Happy days are here again

Fabius Maximus has another post on the financial crisis: US economic update. Everything that follows is a result of what you see here.

I’m not an economist so I can’t comment on his analysis. However, he makes an interesting observation near the end of his post that applies to a lot more than economics:

Under stress people tend to narrow their circle of care.  Who is “us” and who is “them”.  Coordination both within and between nations becomes less likely; conflict becomes more likely.

Boyd was fascinated by this effect. One way to look at Einheit is that it defines who is “us.” “Us” is that group with whom you have Einheit. Your family, your unit, your company, etc. The primary force that drives your relationships within this group is mutual trust. It reduces friction/entropy, allows the use of Auftagstaktik and the implicit guidance and control link, and makes it more likely that organizations can take effective actions in time for them to be effective.

So one of the most important things you must do is destroy Einheit — in the other side. Once you do that, they fight themselves (“conflict becomes more likely”):

Surface, fear, anxiety, and alienation in order to generate many non-cooperative centers of gravity, as well as subvert those that adversary depends upon, thereby magnify internal friction.
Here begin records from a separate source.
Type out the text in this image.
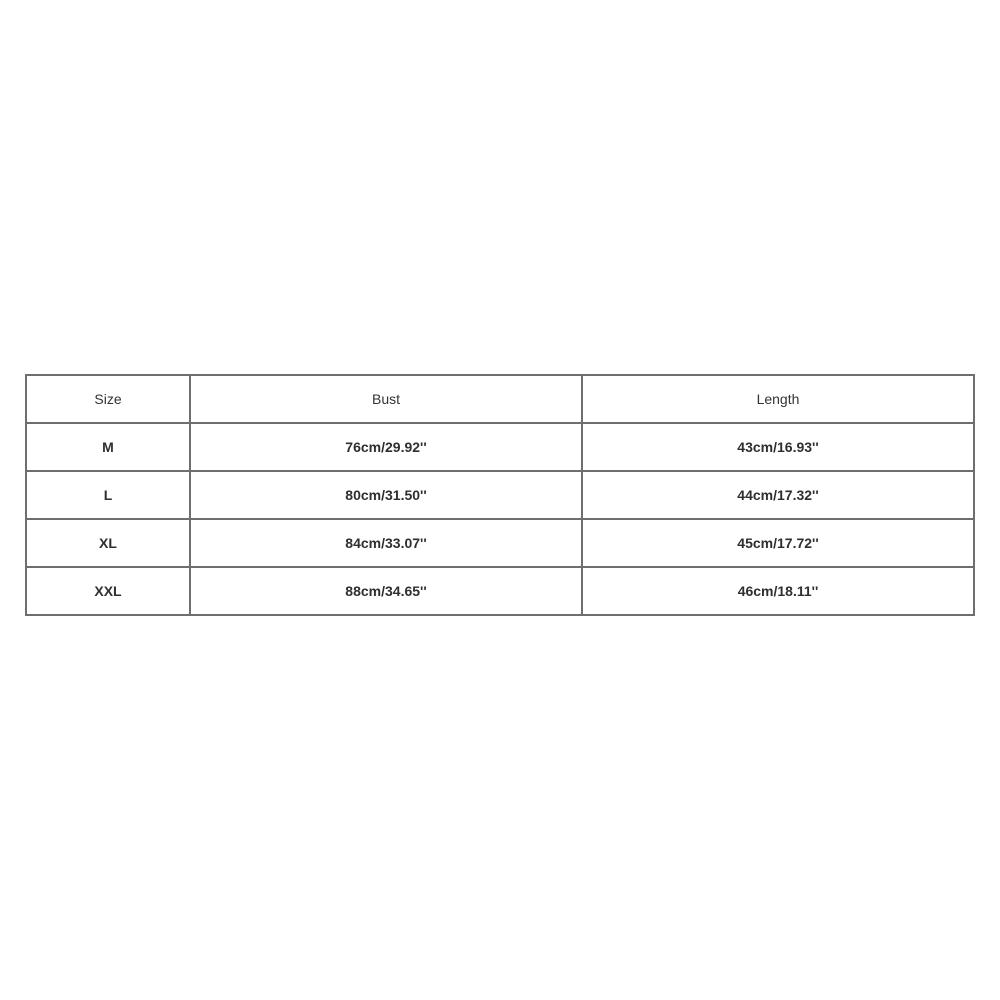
Size	Bust	Length
M	76cm/29.92''	43cm/16.93''
L	80cm/31.50''	44cm/17.32''
XL	84cm/33.07''	45cm/17.72''
XXL	88cm/34.65''	46cm/18.11''
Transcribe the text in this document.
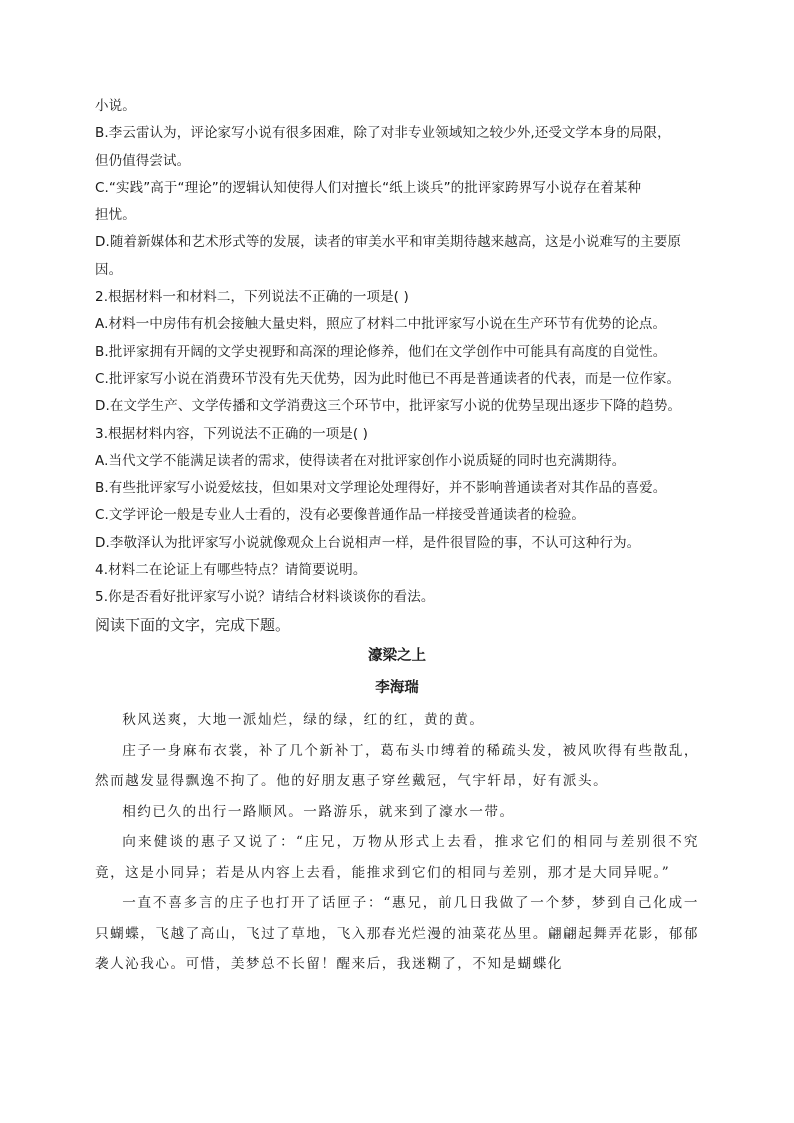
小说。

B.李云雷认为，评论家写小说有很多困难，除了对非专业领域知之较少外,还受文学本身的局限，

但仍值得尝试。

C.“实践”高于“理论”的逻辑认知使得人们对擅长“纸上谈兵”的批评家跨界写小说存在着某种

担忧。

D.随着新媒体和艺术形式等的发展，读者的审美水平和审美期待越来越高，这是小说难写的主要原

因。

2.根据材料一和材料二，下列说法不正确的一项是( )

A.材料一中房伟有机会接触大量史料，照应了材料二中批评家写小说在生产环节有优势的论点。

B.批评家拥有开阔的文学史视野和高深的理论修养，他们在文学创作中可能具有高度的自觉性。

C.批评家写小说在消费环节没有先天优势，因为此时他已不再是普通读者的代表，而是一位作家。

D.在文学生产、文学传播和文学消费这三个环节中，批评家写小说的优势呈现出逐步下降的趋势。

3.根据材料内容，下列说法不正确的一项是( )

A.当代文学不能满足读者的需求，使得读者在对批评家创作小说质疑的同时也充满期待。

B.有些批评家写小说爱炫技，但如果对文学理论处理得好，并不影响普通读者对其作品的喜爱。

C.文学评论一般是专业人士看的，没有必要像普通作品一样接受普通读者的检验。

D.李敬泽认为批评家写小说就像观众上台说相声一样，是件很冒险的事，不认可这种行为。

4.材料二在论证上有哪些特点？请简要说明。

5.你是否看好批评家写小说？请结合材料谈谈你的看法。

阅读下面的文字，完成下题。

濠梁之上

李海瑞

秋风送爽，大地一派灿烂，绿的绿，红的红，黄的黄。

庄子一身麻布衣裳，补了几个新补丁，葛布头巾缚着的稀疏头发，被风吹得有些散乱，然而越发显得飘逸不拘了。他的好朋友惠子穿丝戴冠，气宇轩昂，好有派头。

相约已久的出行一路顺风。一路游乐，就来到了濠水一带。

向来健谈的惠子又说了：“庄兄，万物从形式上去看，推求它们的相同与差别很不究竟，这是小同异；若是从内容上去看，能推求到它们的相同与差别，那才是大同异呢。”

一直不喜多言的庄子也打开了话匣子：“惠兄，前几日我做了一个梦，梦到自己化成一只蝴蝶，飞越了高山，飞过了草地，飞入那春光烂漫的油菜花丛里。翩翩起舞弄花影，郁郁袭人沁我心。可惜，美梦总不长留！醒来后，我迷糊了，不知是蝴蝶化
Patterns 122.

One way to do that is to operate inside their OODA loops, to change the situation in menacing ways more rapidly than the other side can comprehend. Sound like what’s going on today?

[What’s important is the nature of change, not whether it is caused by an opponent or is the result of natural / economic forces. In that sense, nature, or the world economy, can operate inside our OODA loops.]

2 thoughts on “Happy days are here again

  1. I left an item in the discussion about how “everything that follows” is the result of somebody loosing the competition to be the next CEO of AMEX.